Justice Scalia’s dissents were easy for progressives to write off as the argle-bargle ravings of an angry white man, because they were. It was kind of funny when Scalia snarked about government broccoli during the first challenge to the Affordable Care Act. But for every applesauce quip, there was an example of a sitting Supreme Court justice providing cover and legitimacy to some of the ugliest aspects of the conservative movement.
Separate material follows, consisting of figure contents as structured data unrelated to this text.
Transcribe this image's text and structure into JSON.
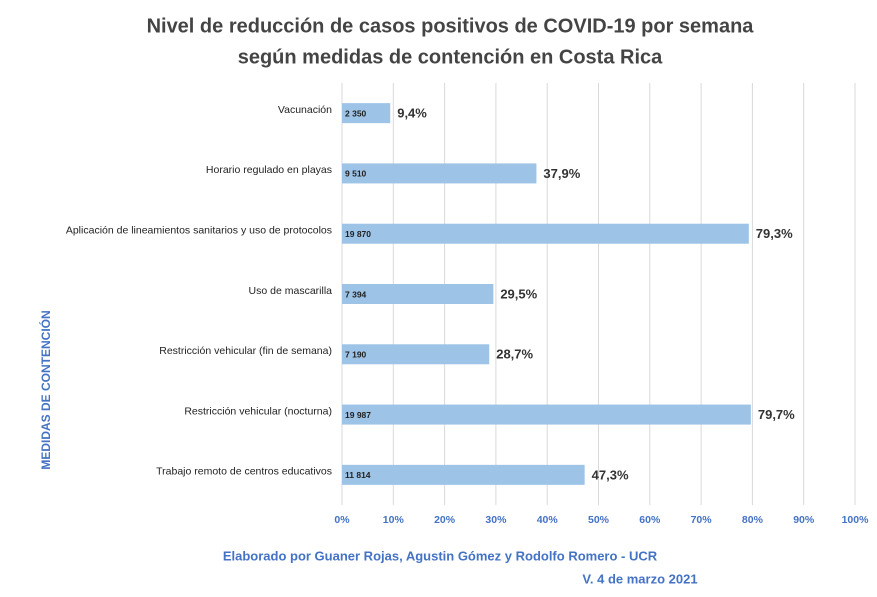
{
  "chart_data": {
    "type": "barh",
    "title": [
      "Nivel de reducción de casos positivos de COVID-19 por semana",
      "según medidas de contención en Costa Rica"
    ],
    "ylabel": "MEDIDAS DE CONTENCIÓN",
    "footer": [
      "Elaborado por Guaner Rojas, Agustin Gómez y Rodolfo Romero - UCR",
      "V. 4 de marzo 2021"
    ],
    "categories": [
      "Vacunación",
      "Horario regulado en playas",
      "Aplicación de lineamientos sanitarios y uso de protocolos",
      "Uso de mascarilla",
      "Restricción vehicular (fin de semana)",
      "Restricción vehicular (nocturna)",
      "Trabajo remoto de centros educativos"
    ],
    "values": [
      9.4,
      37.9,
      79.3,
      29.5,
      28.7,
      79.7,
      47.3
    ],
    "value_labels": [
      "9,4%",
      "37,9%",
      "79,3%",
      "29,5%",
      "28,7%",
      "79,7%",
      "47,3%"
    ],
    "bar_labels": [
      "2 350",
      "9 510",
      "19 870",
      "7 394",
      "7 190",
      "19 987",
      "11 814"
    ],
    "color": "#9dc3e6",
    "xlim": [
      0,
      100
    ],
    "xticks": [
      {
        "value": 0,
        "label": "0%"
      },
      {
        "value": 10,
        "label": "10%"
      },
      {
        "value": 20,
        "label": "20%"
      },
      {
        "value": 30,
        "label": "30%"
      },
      {
        "value": 40,
        "label": "40%"
      },
      {
        "value": 50,
        "label": "50%"
      },
      {
        "value": 60,
        "label": "60%"
      },
      {
        "value": 70,
        "label": "70%"
      },
      {
        "value": 80,
        "label": "80%"
      },
      {
        "value": 90,
        "label": "90%"
      },
      {
        "value": 100,
        "label": "100%"
      }
    ],
    "grid": true
  }
}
There are those who contend that it does not benefit African Americans to get them into the University of Texas, where they do not do well, as opposed to having them go to a less-advanced school, a slower-track school where they do well,” Scalia said earlier this term, during oral arguments in Fisher v. University of Texas, a case looking to eradicate affirmative action programs in public universities. The Court has not yet released its opinion in Fisher. “One of the briefs pointed out that most of the black scientists in this country don’t come from schools like the University of Texas. They come from lesser schools where they do not feel that they’re being pushed ahead in classes that are too fast for them.”

That quote is not Scalia being provocative. It is Scalia promoting discredited social science to support his own personal opinion that affirmative action policies are themselves racially discriminatory.

Almost immediately after news of Justice Scalia’s death broke, Republicans in Congress promised to block any nominee to replace him. President Obama responded by offering his condolences to Justice Scalia’s family for his passing, before promising to fulfill his constitutional duty to quickly name a replacement. Scalia’s death, like much of his life, was instantly, bitterly partisan. In some ways, that’s a feature of our broken federal judiciary system, where appointments are routinely used as political leverage and capital. But in others, it’s a reflection of the kind of jurist Scalia was and why a critical look at his legacy is imperative. Scalia stoked partisanship in his opinions and public appearances, and not simply in the healthy-exercise-of-differences represented by the friendship between him and Justice Ruth Bader Ginsburg. He was the consummate activist judge, and no amount of flowery prose or biting dissents can undo that devastating aspect of his legacy.